Joe Henry + Rihannon Giddens

Celebrate Brooklyn

July 18, 2015

Weekend construction on the MTA subway lines are a usual hassle New Yorkers and tourists have to live through all the time, but last weekend’s changes ended up being a recipe for disaster for me because it took me over an hour to get from the East Village to the Prospect Park Bandshell – something that usually does not take more than 25-30 minutes – as a result I was considerably late for Joe Henry’s opening set of Americana music.

Joe Henry at Celebrate Brooklyn

Joe Henry at Celebrate Brooklyn

Henry performed with a sparse band that featured saxophone, bass, percussion and a multi-instrumentalist who played guitars, mandolin and violin. The tunes were very personal, with lyrics that spoke of heartbreak and loss. All the band members improvised a lot around the songs, giving the evening a jazz-inflected feel. He also featured “Don’t Tell Me,”  a collaboration with his sister-in-law Madonna, who also recorded it in her 2000 album “Music,” which he mentioned he’d recorded as a tango while she did it “as a hit – I learned my lesson then.”
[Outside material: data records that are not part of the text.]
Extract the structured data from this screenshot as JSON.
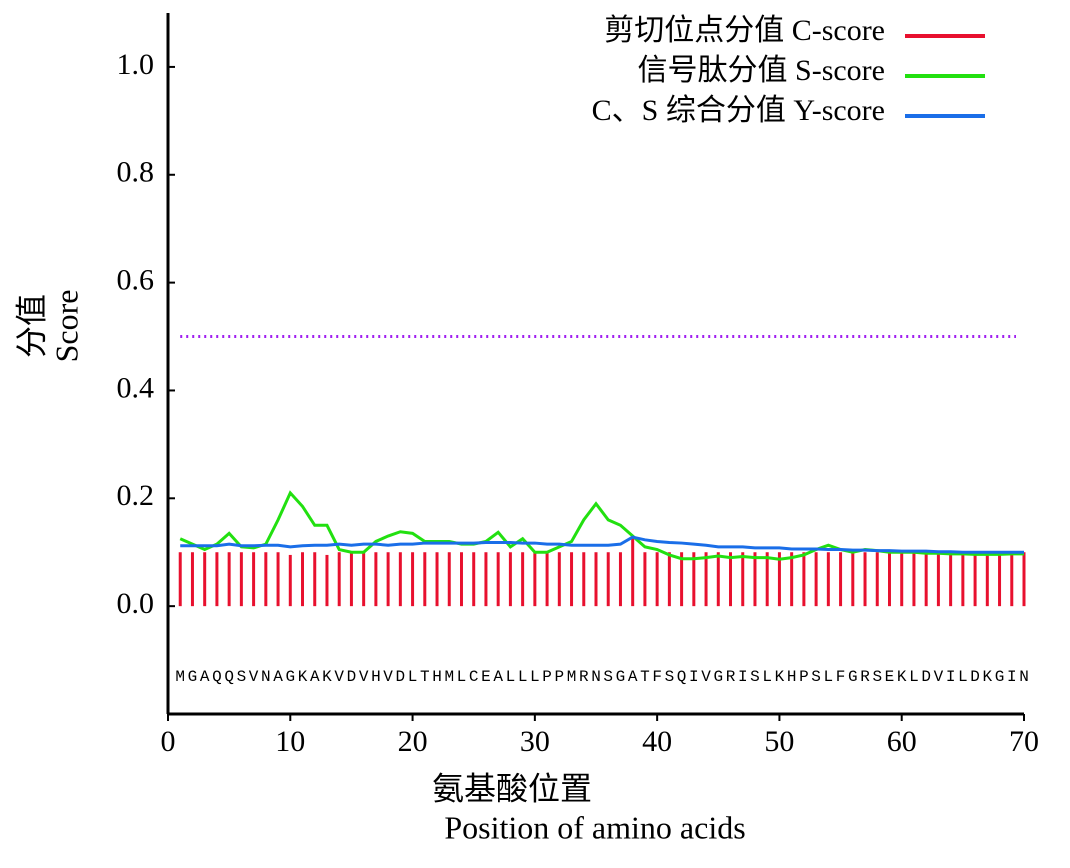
{
  "chart_data": {
    "type": "signal-peptide",
    "ylabel": [
      "分值",
      "Score"
    ],
    "xlabel": [
      "氨基酸位置",
      "Position of amino acids"
    ],
    "x": [
      1,
      2,
      3,
      4,
      5,
      6,
      7,
      8,
      9,
      10,
      11,
      12,
      13,
      14,
      15,
      16,
      17,
      18,
      19,
      20,
      21,
      22,
      23,
      24,
      25,
      26,
      27,
      28,
      29,
      30,
      31,
      32,
      33,
      34,
      35,
      36,
      37,
      38,
      39,
      40,
      41,
      42,
      43,
      44,
      45,
      46,
      47,
      48,
      49,
      50,
      51,
      52,
      53,
      54,
      55,
      56,
      57,
      58,
      59,
      60,
      61,
      62,
      63,
      64,
      65,
      66,
      67,
      68,
      69,
      70
    ],
    "residues": [
      "M",
      "G",
      "A",
      "Q",
      "Q",
      "S",
      "V",
      "N",
      "A",
      "G",
      "K",
      "A",
      "K",
      "V",
      "D",
      "V",
      "H",
      "V",
      "D",
      "L",
      "T",
      "H",
      "M",
      "L",
      "C",
      "E",
      "A",
      "L",
      "L",
      "L",
      "P",
      "P",
      "M",
      "R",
      "N",
      "S",
      "G",
      "A",
      "T",
      "F",
      "S",
      "Q",
      "I",
      "V",
      "G",
      "R",
      "I",
      "S",
      "L",
      "K",
      "H",
      "P",
      "S",
      "L",
      "F",
      "G",
      "R",
      "S",
      "E",
      "K",
      "L",
      "D",
      "V",
      "I",
      "L",
      "D",
      "K",
      "G",
      "I",
      "N"
    ],
    "series": [
      {
        "name": "剪切位点分值 C-score",
        "color": "#e8102e",
        "style": "bars",
        "values": [
          0.1,
          0.1,
          0.1,
          0.1,
          0.1,
          0.1,
          0.1,
          0.1,
          0.1,
          0.095,
          0.1,
          0.1,
          0.095,
          0.1,
          0.1,
          0.1,
          0.1,
          0.1,
          0.1,
          0.1,
          0.1,
          0.1,
          0.1,
          0.1,
          0.1,
          0.1,
          0.1,
          0.1,
          0.1,
          0.1,
          0.1,
          0.1,
          0.1,
          0.1,
          0.1,
          0.1,
          0.1,
          0.13,
          0.1,
          0.1,
          0.1,
          0.1,
          0.1,
          0.1,
          0.1,
          0.1,
          0.1,
          0.1,
          0.1,
          0.1,
          0.1,
          0.1,
          0.1,
          0.1,
          0.1,
          0.1,
          0.1,
          0.1,
          0.1,
          0.1,
          0.1,
          0.1,
          0.1,
          0.1,
          0.1,
          0.1,
          0.1,
          0.1,
          0.1,
          0.1
        ]
      },
      {
        "name": "信号肽分值 S-score",
        "color": "#22e010",
        "style": "line",
        "values": [
          0.125,
          0.115,
          0.105,
          0.115,
          0.135,
          0.11,
          0.108,
          0.115,
          0.16,
          0.21,
          0.185,
          0.15,
          0.15,
          0.105,
          0.1,
          0.1,
          0.12,
          0.13,
          0.138,
          0.135,
          0.12,
          0.12,
          0.12,
          0.115,
          0.115,
          0.12,
          0.137,
          0.11,
          0.125,
          0.1,
          0.1,
          0.11,
          0.12,
          0.16,
          0.19,
          0.16,
          0.15,
          0.13,
          0.11,
          0.105,
          0.095,
          0.088,
          0.088,
          0.09,
          0.093,
          0.09,
          0.092,
          0.09,
          0.09,
          0.087,
          0.09,
          0.095,
          0.105,
          0.113,
          0.105,
          0.1,
          0.105,
          0.103,
          0.1,
          0.1,
          0.1,
          0.098,
          0.098,
          0.097,
          0.097,
          0.096,
          0.096,
          0.096,
          0.097,
          0.097
        ]
      },
      {
        "name": "C、S 综合分值 Y-score",
        "color": "#1a6ee8",
        "style": "line",
        "values": [
          0.112,
          0.112,
          0.112,
          0.112,
          0.115,
          0.112,
          0.112,
          0.113,
          0.113,
          0.11,
          0.112,
          0.113,
          0.113,
          0.115,
          0.113,
          0.115,
          0.115,
          0.113,
          0.115,
          0.115,
          0.117,
          0.117,
          0.117,
          0.117,
          0.117,
          0.118,
          0.118,
          0.118,
          0.117,
          0.117,
          0.115,
          0.115,
          0.113,
          0.113,
          0.113,
          0.113,
          0.115,
          0.128,
          0.123,
          0.12,
          0.118,
          0.117,
          0.115,
          0.113,
          0.11,
          0.11,
          0.11,
          0.108,
          0.108,
          0.108,
          0.106,
          0.106,
          0.106,
          0.105,
          0.105,
          0.104,
          0.104,
          0.103,
          0.103,
          0.102,
          0.102,
          0.102,
          0.101,
          0.101,
          0.1,
          0.1,
          0.1,
          0.1,
          0.1,
          0.1
        ]
      }
    ],
    "threshold": 0.5,
    "threshold_color": "#a020f0",
    "xlim": [
      0,
      70
    ],
    "xticks": [
      0,
      10,
      20,
      30,
      40,
      50,
      60,
      70
    ],
    "ylim": [
      -0.2,
      1.1
    ],
    "yticks": [
      {
        "value": 0,
        "label": "0.0"
      },
      0.2,
      0.4,
      0.6,
      0.8,
      {
        "value": 1,
        "label": "1.0"
      }
    ]
  }
}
Rihannon Giddens and her banjo at Celebrate Brooklyn

Rihannon Giddens and her banjo at Celebrate Brooklyn

After a short break, Rihannon Gibbons came on stage with a small ensemble, kicking the set off with personal covers of songs by Dolly Parton, Bob Dylan and Patsy Cline.  She mentioned the ‘roots of American music’ as she went along, playing each songs with great feeling.   At one point, she talked about the African-American roots of the banjo and went into an inspired spiritual piece.

The set was divided into different historical parts showcasing the rich musical tradition of the United States. One of the great highlights came when she began to improvise around the melody of one of the songs – an amazing blend between folk music and jazz.

It was a magical evening that reminded me what American music was about – I am so exposed to the ‘world’ aspects of things that I often forget that we do have some great melodies out there that do not really make it into the spotlight – even though they should.